Il y a dans cette foule angélique de charmantes figures, des poses et des tournures d’une grâce ravissante, et qu’on apprécierait davantage, si tout cela n’était baigné de cette lueur bizarre qui ôte aux tons leur valeur relative, et donne à ce côté de la composition un aspect de camaïeu. Dans les paysages élyséens de Breughel de Paradis, il y a des lointains vaporeux d’une tendresse azurée tout à fait idéale, et dont M. Ziégler aurait pu emprunter quelques nuances pour colorer plus mollement sa vision.
Ces deux tableaux si différents l’un de l’autre montrent chez M. Ziégler un esprit inquiet, chercheur, toujours en quête de nouvelles voies. — Certes, le peintre de Giotto, du Saint Georges, du Saint Luc peignant la Vierge, etc., n’avait qu’à suivre le chemin où ses premiers pas s’étaient empreints si fortement, et n’avait pas besoin de se mettre à la poursuite d’autres théories et d’autres manières: eh bien! chaque année il se lance après un nouveau rêve, et ne garde de lui que cette précision de touche et cette maestria de pinceau à laquelle on le reconnaît toujours.

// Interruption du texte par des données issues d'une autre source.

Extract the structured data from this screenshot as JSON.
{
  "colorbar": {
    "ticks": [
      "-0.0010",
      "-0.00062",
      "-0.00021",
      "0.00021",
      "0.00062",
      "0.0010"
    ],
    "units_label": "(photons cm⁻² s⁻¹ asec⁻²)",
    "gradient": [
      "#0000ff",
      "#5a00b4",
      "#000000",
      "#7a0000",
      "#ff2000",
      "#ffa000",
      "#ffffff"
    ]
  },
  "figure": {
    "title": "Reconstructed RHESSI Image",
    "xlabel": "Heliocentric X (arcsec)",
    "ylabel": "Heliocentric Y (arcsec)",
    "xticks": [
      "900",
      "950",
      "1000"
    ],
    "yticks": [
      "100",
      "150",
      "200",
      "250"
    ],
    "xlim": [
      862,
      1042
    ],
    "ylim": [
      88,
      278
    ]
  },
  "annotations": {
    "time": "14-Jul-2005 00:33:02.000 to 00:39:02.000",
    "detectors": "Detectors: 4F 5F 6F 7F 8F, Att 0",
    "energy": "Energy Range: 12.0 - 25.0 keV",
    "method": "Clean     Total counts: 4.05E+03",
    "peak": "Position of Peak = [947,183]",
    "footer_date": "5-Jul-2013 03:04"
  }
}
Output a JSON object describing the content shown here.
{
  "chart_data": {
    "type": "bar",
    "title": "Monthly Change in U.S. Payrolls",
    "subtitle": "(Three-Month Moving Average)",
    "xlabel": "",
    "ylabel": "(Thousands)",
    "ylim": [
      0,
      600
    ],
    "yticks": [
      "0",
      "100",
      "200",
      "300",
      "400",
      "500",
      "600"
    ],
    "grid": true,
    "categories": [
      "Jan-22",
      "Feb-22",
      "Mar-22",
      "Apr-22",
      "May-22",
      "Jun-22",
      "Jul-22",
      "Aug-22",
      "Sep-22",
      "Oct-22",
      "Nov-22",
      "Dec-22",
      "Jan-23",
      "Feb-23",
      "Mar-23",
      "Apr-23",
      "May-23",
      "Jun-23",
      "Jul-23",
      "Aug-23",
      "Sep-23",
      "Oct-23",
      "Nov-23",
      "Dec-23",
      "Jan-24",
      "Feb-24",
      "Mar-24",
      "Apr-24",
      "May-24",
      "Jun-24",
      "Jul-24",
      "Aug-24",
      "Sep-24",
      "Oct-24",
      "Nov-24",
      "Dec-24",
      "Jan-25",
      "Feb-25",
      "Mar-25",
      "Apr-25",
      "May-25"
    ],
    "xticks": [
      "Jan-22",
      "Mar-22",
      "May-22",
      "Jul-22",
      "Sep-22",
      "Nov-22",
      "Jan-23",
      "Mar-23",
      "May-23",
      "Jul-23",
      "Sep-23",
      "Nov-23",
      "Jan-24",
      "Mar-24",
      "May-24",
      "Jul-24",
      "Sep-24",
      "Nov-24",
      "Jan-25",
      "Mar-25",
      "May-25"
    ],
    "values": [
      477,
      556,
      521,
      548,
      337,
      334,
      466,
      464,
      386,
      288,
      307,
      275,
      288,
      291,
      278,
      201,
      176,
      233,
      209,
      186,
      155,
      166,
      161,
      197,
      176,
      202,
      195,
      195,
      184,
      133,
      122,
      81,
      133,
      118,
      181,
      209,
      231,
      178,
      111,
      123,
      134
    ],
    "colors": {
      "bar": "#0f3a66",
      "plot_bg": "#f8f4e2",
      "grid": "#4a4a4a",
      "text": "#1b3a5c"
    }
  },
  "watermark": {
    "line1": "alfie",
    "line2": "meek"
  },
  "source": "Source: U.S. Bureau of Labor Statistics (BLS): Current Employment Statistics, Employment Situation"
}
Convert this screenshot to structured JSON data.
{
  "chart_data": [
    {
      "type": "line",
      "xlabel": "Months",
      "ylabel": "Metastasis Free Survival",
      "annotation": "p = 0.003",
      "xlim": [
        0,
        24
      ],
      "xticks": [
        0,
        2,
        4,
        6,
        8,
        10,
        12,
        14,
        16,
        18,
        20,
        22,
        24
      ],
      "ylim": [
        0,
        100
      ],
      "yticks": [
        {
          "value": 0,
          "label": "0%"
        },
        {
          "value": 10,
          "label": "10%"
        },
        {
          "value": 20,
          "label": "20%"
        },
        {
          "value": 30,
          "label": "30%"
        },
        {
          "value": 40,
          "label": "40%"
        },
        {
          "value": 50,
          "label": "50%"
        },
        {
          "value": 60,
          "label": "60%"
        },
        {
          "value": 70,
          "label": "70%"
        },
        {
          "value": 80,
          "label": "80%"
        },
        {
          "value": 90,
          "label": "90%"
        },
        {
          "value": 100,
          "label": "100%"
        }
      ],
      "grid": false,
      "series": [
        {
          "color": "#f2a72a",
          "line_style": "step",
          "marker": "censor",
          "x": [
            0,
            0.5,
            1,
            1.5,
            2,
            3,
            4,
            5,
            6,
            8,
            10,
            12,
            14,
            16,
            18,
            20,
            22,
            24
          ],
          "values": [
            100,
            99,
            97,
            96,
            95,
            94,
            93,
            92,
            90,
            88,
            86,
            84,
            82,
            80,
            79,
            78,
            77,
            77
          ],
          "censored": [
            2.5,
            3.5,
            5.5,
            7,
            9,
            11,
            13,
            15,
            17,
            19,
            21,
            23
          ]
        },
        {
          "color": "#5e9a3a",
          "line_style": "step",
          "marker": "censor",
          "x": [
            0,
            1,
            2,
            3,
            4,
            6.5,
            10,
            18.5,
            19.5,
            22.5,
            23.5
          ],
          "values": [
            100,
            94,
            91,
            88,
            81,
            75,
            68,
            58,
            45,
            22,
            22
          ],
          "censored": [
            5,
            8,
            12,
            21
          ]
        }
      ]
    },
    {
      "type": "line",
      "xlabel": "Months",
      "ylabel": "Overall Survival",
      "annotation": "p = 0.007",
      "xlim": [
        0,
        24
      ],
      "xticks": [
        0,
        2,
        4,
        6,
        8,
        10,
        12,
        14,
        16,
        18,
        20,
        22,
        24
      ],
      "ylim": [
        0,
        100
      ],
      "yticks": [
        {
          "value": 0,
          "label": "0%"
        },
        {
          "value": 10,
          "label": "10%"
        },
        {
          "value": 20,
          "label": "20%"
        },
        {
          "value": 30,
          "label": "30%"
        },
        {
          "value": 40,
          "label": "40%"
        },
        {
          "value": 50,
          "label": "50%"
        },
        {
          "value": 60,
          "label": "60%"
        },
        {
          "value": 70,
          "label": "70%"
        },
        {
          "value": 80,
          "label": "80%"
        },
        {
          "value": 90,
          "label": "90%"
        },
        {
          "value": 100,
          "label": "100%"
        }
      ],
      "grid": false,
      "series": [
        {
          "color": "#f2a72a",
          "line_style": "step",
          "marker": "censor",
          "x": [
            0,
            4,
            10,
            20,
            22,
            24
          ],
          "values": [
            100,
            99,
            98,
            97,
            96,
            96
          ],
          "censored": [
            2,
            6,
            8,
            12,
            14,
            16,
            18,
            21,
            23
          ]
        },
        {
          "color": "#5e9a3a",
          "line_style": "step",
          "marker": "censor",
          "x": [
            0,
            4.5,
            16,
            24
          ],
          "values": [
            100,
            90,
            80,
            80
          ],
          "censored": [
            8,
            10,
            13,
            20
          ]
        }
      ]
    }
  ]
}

La peinture même ne lui suffit pas, et jetant sa palette de côté il cherche le galbe d’un vase et le profil d’une anse. Moins spirituel et moins ingénieux, il serait peut-être un plus grand peintre. Il a trop cédé aux curiosités de son esprit et disséminé de puissantes facultés d’invention et d’exécution.
Le même sujet de la Vision de Jacob a été traité dans des dimensions colossales par un peintre bavarois récemment naturalisé français, M. Laëmlein. Il y a du mérite et de l’originalité dans cette grande toile, placée trop haut pour que l’on puisse apprécier sûrement les finesses de l’exécution: le Jacob renversé en arrière palpite bien sous la vision; les anges et les figures mystiques ont des tournures assez fières et se campent sur les marches de l’escalier avec une certaine crânerie strapassée, et un certain goût, contourné, demi-florentin, demi-rococo, saupoudré d’un peu de Cornelius, qui ne manquent pas d’effet et de ragoût.
Cette tendance à imiter le faire de l’ancienne école française ou des maîtres de la décadence italienne se retrouverait dans beaucoup d’autres tableaux. Nous ne voyons pas là grand mal. Ces peintres, beaucoup trop méprisés, possédaient des qualités nombreuses, la facilité, l’abondance, la souplesse, le mouvement, et c’était encore des hommes prodigieusement doués que Luca Jordano, Pietre de Cortone, Tiepolo, Carle Maratte, en Italie, et, en France, Jouvenet, Mignard, Subleyras, Natoire, Lemoine, et les autres flamboyants.
M. Hippolyte Flandrin, qui nous a donné cette année un Napoléon si roide, si perpendiculaire, aurait bien fait de les étudier pour s’assouplir un peu.
Quelle étrange aberration que cette figure sans vie, sans couleur, sans modelé, plaquée sur ce fond d’indigo, hissée sur cette espèce de chaise de pierre ou de bois soutenue par un terrain jaunâtre! Dans quel monde cela se passe-t-il? est-ce dans Saturne ou dans Mercure? Assurément, ce n’est pas dans notre globe sublunaire. — Voilà où les conséquences excessives d’une idée systématique peuvent conduire un homme de talent, car il y a même dans cette désastreuse toile beaucoup de science et de mérite.
Nous n’insisterons pas davantage. M. Hippolyte Flandrin a fait les belles peintures murales de Saint-Germain-des-Prés, le meilleur travail et le mieux approprié à sa destination qui, depuis longtemps, ait été exécuté dans les églises. Son Christ entrant à Jérusalem, et se traînant sur le chemin de la croix, demande grâce pour son Napoléon. Et d’ailleurs, nous ne saurions garder rancune au peintre de ces adorables portraits de femme, devant lesquels nous avons passé, aux précédents Salons, tant de douces heures de contemplation silencieuse.